Hamedi, die für die Zeitung "Schargh" arbeitet, wurde am 20. September festgenommen, nachdem sie das Krankenhaus besucht hatte, in das Amini nach ihrer Festnahme durch die iranische Sittenpolizei eingeliefert worden war. Die 22-jährige Kurdin war wegen eines angeblichen Verstoßes gegen die strikte islamische Kleiderordnung festgenommen worden. Ihr Tod löste monatelange landesweite Proteste aus.

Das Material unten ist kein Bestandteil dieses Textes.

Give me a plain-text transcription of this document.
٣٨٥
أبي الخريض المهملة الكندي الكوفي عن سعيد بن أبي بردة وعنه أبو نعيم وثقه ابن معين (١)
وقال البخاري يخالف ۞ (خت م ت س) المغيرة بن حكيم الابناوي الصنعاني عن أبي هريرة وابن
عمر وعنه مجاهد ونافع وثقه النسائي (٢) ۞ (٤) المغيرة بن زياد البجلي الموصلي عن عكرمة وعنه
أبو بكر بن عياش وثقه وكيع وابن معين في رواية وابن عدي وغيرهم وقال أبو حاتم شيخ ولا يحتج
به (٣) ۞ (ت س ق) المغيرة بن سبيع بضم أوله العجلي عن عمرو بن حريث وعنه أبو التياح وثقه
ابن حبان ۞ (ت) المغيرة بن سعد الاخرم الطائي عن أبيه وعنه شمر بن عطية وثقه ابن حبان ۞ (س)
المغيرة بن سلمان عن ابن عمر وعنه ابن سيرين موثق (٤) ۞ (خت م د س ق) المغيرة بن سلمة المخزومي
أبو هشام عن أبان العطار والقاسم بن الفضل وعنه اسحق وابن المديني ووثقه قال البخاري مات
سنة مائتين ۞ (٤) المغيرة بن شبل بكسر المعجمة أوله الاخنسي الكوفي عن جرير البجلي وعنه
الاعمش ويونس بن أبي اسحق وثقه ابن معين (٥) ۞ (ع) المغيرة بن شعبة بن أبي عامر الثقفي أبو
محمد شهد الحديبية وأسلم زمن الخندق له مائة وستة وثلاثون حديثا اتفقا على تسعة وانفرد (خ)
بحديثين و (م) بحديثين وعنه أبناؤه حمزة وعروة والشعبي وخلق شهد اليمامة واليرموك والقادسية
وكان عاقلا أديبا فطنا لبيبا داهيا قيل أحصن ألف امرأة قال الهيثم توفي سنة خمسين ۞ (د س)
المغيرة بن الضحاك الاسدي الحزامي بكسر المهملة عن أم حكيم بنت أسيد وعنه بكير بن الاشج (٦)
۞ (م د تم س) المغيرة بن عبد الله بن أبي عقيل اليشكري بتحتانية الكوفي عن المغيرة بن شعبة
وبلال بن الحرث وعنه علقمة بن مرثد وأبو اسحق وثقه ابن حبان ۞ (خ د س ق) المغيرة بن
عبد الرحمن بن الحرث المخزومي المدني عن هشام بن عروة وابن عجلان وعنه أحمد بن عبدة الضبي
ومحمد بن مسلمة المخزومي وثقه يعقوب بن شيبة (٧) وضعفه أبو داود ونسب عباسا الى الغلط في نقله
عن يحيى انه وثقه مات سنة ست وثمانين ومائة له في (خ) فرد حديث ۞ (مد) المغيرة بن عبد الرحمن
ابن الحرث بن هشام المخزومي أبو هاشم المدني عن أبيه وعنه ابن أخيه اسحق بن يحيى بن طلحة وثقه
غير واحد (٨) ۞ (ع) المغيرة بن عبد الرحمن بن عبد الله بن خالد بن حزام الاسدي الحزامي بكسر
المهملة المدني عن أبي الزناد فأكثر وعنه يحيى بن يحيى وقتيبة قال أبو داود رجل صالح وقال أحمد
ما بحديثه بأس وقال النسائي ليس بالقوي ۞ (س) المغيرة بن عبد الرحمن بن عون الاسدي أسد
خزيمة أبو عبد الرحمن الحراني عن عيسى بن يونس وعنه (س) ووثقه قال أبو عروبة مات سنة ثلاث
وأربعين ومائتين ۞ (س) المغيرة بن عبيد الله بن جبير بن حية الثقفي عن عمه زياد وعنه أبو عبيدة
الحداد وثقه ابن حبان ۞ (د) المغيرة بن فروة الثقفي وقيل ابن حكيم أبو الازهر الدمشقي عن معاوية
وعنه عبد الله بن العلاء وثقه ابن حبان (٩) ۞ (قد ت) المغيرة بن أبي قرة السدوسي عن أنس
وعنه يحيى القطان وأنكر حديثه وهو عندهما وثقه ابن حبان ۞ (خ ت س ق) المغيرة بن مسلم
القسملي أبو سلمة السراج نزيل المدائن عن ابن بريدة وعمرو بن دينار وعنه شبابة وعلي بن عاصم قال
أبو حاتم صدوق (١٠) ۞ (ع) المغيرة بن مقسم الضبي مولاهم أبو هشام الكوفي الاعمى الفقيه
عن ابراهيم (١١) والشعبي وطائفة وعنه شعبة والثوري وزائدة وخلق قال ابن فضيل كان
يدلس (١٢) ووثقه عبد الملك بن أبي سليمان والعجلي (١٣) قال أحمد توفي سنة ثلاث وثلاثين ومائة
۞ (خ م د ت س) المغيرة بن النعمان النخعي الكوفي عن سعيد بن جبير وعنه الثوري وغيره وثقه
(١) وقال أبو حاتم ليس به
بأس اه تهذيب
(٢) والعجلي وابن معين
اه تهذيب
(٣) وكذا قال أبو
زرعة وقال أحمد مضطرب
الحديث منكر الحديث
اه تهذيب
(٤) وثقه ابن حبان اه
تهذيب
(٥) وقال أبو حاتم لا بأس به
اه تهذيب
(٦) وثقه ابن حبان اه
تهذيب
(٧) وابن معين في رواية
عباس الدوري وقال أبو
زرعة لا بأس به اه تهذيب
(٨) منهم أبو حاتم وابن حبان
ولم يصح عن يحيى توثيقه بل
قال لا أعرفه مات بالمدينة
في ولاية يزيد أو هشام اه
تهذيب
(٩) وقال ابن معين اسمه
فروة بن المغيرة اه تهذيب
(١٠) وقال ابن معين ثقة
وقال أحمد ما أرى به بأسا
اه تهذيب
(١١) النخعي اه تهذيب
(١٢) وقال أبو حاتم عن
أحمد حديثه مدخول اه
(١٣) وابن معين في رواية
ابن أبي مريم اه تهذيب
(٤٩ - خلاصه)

In einem separaten Prozess muss sich Hamedis Kollegin Mohammadi vor Gericht verantworten. Die Fotografin der reformorientierten Tageszeitung "Ham Miham" war ebenfalls im September festgenommen worden. Kurz zuvor war sie in Aminis Heimatstadt Sakes in der Provinz Kurdistan gereist, um über deren von Protesten begleitete Beerdigung zu berichten.
Hamedi und Mohammadi waren Anfang Mai gemeinsam mit der ebenfalls inhaftierten preisgekrönten Menschenrechtsaktivistin Narges Mohammadi mit dem Unesco-Preis für Pressefreiheit 2023 ausgezeichnet worden.